No, sorry -- I was thinking about adding the new geometry type for general use. A rigid height map is sufficient to address the request here. I thought we'd get the compliant version almost for free, but now I don't think so. Let's just start with a rigid height map that works with point contact (and as the rigid side of a rigid/compliant contact).

[SeanCurtis-TRI]

I'd stay away from using FCL's contact with a mesh.
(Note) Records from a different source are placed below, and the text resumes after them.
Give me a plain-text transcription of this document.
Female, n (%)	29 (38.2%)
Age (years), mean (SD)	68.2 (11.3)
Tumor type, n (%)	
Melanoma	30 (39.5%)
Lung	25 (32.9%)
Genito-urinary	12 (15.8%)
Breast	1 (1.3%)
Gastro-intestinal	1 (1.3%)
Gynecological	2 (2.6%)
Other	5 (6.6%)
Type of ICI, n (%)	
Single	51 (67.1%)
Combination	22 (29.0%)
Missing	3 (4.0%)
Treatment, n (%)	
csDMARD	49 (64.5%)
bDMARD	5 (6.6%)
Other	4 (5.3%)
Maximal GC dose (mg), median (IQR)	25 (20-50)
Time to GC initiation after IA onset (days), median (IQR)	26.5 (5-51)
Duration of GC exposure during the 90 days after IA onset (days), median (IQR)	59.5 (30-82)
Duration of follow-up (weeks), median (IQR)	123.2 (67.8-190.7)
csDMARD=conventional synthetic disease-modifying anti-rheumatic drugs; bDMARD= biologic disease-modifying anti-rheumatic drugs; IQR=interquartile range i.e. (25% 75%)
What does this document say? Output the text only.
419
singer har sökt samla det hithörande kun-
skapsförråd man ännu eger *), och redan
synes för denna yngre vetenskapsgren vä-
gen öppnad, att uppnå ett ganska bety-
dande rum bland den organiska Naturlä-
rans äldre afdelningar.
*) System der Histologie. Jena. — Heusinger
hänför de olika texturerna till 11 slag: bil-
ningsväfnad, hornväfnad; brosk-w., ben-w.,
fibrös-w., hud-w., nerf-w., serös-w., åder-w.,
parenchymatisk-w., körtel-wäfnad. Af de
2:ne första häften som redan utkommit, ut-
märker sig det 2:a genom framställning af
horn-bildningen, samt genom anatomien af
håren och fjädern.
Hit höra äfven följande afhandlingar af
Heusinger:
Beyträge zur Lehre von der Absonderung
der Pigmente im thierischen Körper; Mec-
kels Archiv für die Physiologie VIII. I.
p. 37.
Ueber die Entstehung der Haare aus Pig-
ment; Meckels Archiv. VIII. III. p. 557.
1. The mesh has no volume, no inside/outside. If the foot contacting geometry is small enough, and velocities are high enough, you can easily have the the foot penetrate so deeply that you either miss the contact, or, more likely, the foot gets sucked in. Heightfields implicitly have volume and if you treat it as such, you'll never miss contact.
2. Heightmaps are generally created on a regular grid. This makes spatial queries very efficient. If you simply turned it into a triangle soup, you'd be back to an O(lg n) look up instead of an O(1) look up.
3. Ultimately, Drake is looking to wean itself off of fcl, bringing this shape type into Drake and supporting it with Drake-specific code, and backed by Drake-authored tests would be advantageous.

[amcastro-tri]

Thank you for the input @SeanCurtis-TRI! love to see you are still around!

[jcarpent]

Hi Drake team,

Here is an implementation of HField with volume within hpp-fcl (a fork of FCL): https://github.com/humanoid-path-planner/hpp-fcl/blob/devel/include/hpp/fcl/hfield.h. Feel free to integrate it within the original FCL.

[RussTedrake]

I still consider this to be a very reasonable feature request.

But I just wanted to leave a bread crumb saying that using a nonconvex mesh with a hydroelastic contact model (user guide) is a potential work-around that we have available today.

Comments in #15744 also suggest that you can make many terrains via the union of other primitives.